Good management should base each disciplinary or MFA on facts with a fair and just approach to resolving and assisting that member. What seems to be happening in the industry with MFAs is that if you have an injury you go straight onto stage 1. You have a serious illness, stage 2. You are involved in an accident outside of work, stage 3 and dismissal. This is not what MFAs are designed for.

Companies and management are increasingly saying that MFAs are not a form of discipline.  What planet do these people come from? Stage 1 leads to stage 2, stage 2 onto stage 3 and dismissal. ATCU is also concerned that employers are slowly removing the right of appeal at certain stages of MFAs. Workers unions should collectively and decidedly reject any measure that dilutes the right of appeal at any stage.

Companies with Victorian values

We are alarmed that companies and management are seemingly returning to the old us and them attitude and the MFA scenario is a prime argument to this fact. Over the recent decade some employers, and we stress some employers, are increasingly moving back to Victorian factory style management.
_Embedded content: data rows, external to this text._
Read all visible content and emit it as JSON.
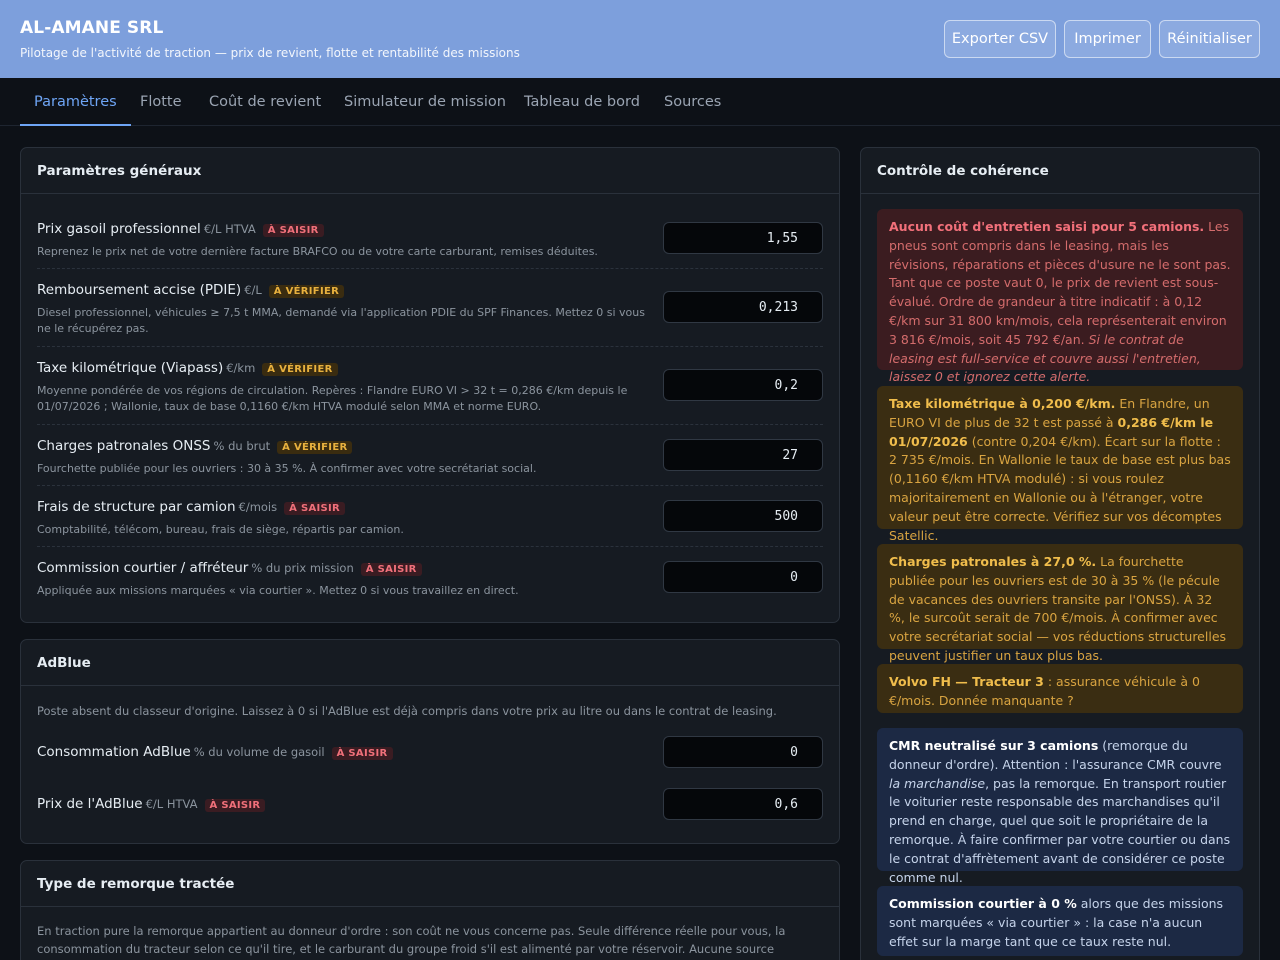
{
  "header": {
    "company": "AL-AMANE SRL",
    "subtitle": "Pilotage de l'activité de traction — prix de revient, flotte et rentabilité des missions",
    "actions": [
      "Exporter CSV",
      "Imprimer",
      "Réinitialiser"
    ]
  },
  "tabs": [
    "Paramètres",
    "Flotte",
    "Coût de revient",
    "Simulateur de mission",
    "Tableau de bord",
    "Sources"
  ],
  "active_tab": "Paramètres",
  "badges": {
    "saisir": "À SAISIR",
    "verifier": "À VÉRIFIER"
  },
  "general": {
    "title": "Paramètres généraux",
    "params": [
      {
        "label": "Prix gasoil professionnel",
        "unit": "€/L HTVA",
        "badge": "À SAISIR",
        "desc": "Reprenez le prix net de votre dernière facture BRAFCO ou de votre carte carburant, remises déduites.",
        "value": "1,55"
      },
      {
        "label": "Remboursement accise (PDIE)",
        "unit": "€/L",
        "badge": "À VÉRIFIER",
        "desc": "Diesel professionnel, véhicules ≥ 7,5 t MMA, demandé via l'application PDIE du SPF Finances. Mettez 0 si vous ne le récupérez pas.",
        "value": "0,213"
      },
      {
        "label": "Taxe kilométrique (Viapass)",
        "unit": "€/km",
        "badge": "À VÉRIFIER",
        "desc": "Moyenne pondérée de vos régions de circulation. Repères : Flandre EURO VI > 32 t = 0,286 €/km depuis le 01/07/2026 ; Wallonie, taux de base 0,1160 €/km HTVA modulé selon MMA et norme EURO.",
        "value": "0,2"
      },
      {
        "label": "Charges patronales ONSS",
        "unit": "% du brut",
        "badge": "À VÉRIFIER",
        "desc": "Fourchette publiée pour les ouvriers : 30 à 35 %. À confirmer avec votre secrétariat social.",
        "value": "27"
      },
      {
        "label": "Frais de structure par camion",
        "unit": "€/mois",
        "badge": "À SAISIR",
        "desc": "Comptabilité, télécom, bureau, frais de siège, répartis par camion.",
        "value": "500"
      },
      {
        "label": "Commission courtier / affréteur",
        "unit": "% du prix mission",
        "badge": "À SAISIR",
        "desc": "Appliquée aux missions marquées « via courtier ». Mettez 0 si vous travaillez en direct.",
        "value": "0"
      }
    ]
  },
  "adblue": {
    "title": "AdBlue",
    "note": "Poste absent du classeur d'origine. Laissez à 0 si l'AdBlue est déjà compris dans votre prix au litre ou dans le contrat de leasing.",
    "params": [
      {
        "label": "Consommation AdBlue",
        "unit": "% du volume de gasoil",
        "badge": "À SAISIR",
        "value": "0"
      },
      {
        "label": "Prix de l'AdBlue",
        "unit": "€/L HTVA",
        "badge": "À SAISIR",
        "value": "0,6"
      }
    ]
  },
  "trailer": {
    "title": "Type de remorque tractée",
    "note": "En traction pure la remorque appartient au donneur d'ordre : son coût ne vous concerne pas. Seule différence réelle pour vous, la consommation du tracteur selon ce qu'il tire, et le carburant du groupe froid s'il est alimenté par votre réservoir. Aucune source publique fiable n'existe pour ces écarts"
  },
  "coherence": {
    "title": "Contrôle de cohérence",
    "alerts": [
      {
        "level": "red",
        "strong": "Aucun coût d'entretien saisi pour 5 camions.",
        "text": " Les pneus sont compris dans le leasing, mais les révisions, réparations et pièces d'usure ne le sont pas. Tant que ce poste vaut 0, le prix de revient est sous-évalué. Ordre de grandeur à titre indicatif : à 0,12 €/km sur 31 800 km/mois, cela représenterait environ 3 816 €/mois, soit 45 792 €/an. ",
        "italic": "Si le contrat de leasing est full-service et couvre aussi l'entretien, laissez 0 et ignorez cette alerte."
      },
      {
        "level": "amber",
        "strong": "Taxe kilométrique à 0,200 €/km.",
        "text": " En Flandre, un EURO VI de plus de 32 t est passé à ",
        "strong2": "0,286 €/km le 01/07/2026",
        "text2": " (contre 0,204 €/km). Écart sur la flotte : 2 735 €/mois. En Wallonie le taux de base est plus bas (0,1160 €/km HTVA modulé) : si vous roulez majoritairement en Wallonie ou à l'étranger, votre valeur peut être correcte. Vérifiez sur vos décomptes Satellic."
      },
      {
        "level": "amber",
        "strong": "Charges patronales à 27,0 %.",
        "text": " La fourchette publiée pour les ouvriers est de 30 à 35 % (le pécule de vacances des ouvriers transite par l'ONSS). À 32 %, le surcoût serait de 700 €/mois. À confirmer avec votre secrétariat social — vos réductions structurelles peuvent justifier un taux plus bas."
      },
      {
        "level": "amber",
        "strong": "Volvo FH — Tracteur 3",
        "text": " : assurance véhicule à 0 €/mois. Donnée manquante ?"
      },
      {
        "level": "blue",
        "strong": "CMR neutralisé sur 3 camions",
        "text": " (remorque du donneur d'ordre). Attention : l'assurance CMR couvre ",
        "italic_mid": "la marchandise",
        "text2": ", pas la remorque. En transport routier le voiturier reste responsable des marchandises qu'il prend en charge, quel que soit le propriétaire de la remorque. À faire confirmer par votre courtier ou dans le contrat d'affrètement avant de considérer ce poste comme nul."
      },
      {
        "level": "blue",
        "strong": "Commission courtier à 0 %",
        "text": " alors que des missions sont marquées « via courtier » : la case n'a aucun effet sur la marge tant que ce taux reste nul."
      }
    ]
  }
}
The question therefore needs to be asked why this happening.

ATCU argues that newly appointed managers do not have the necessary training for their role. They do not receive manager training; neither do they receive what is potentially the most essential of all, people skills.

Politicians and employers have in the past criticised workers unions for their lack of business etiquette and economic understanding. They say that we should work together for the betterment of the company and the workforce, this we agree on all accounts but not if it is at the cost of workers being clubbed into fear and subservience.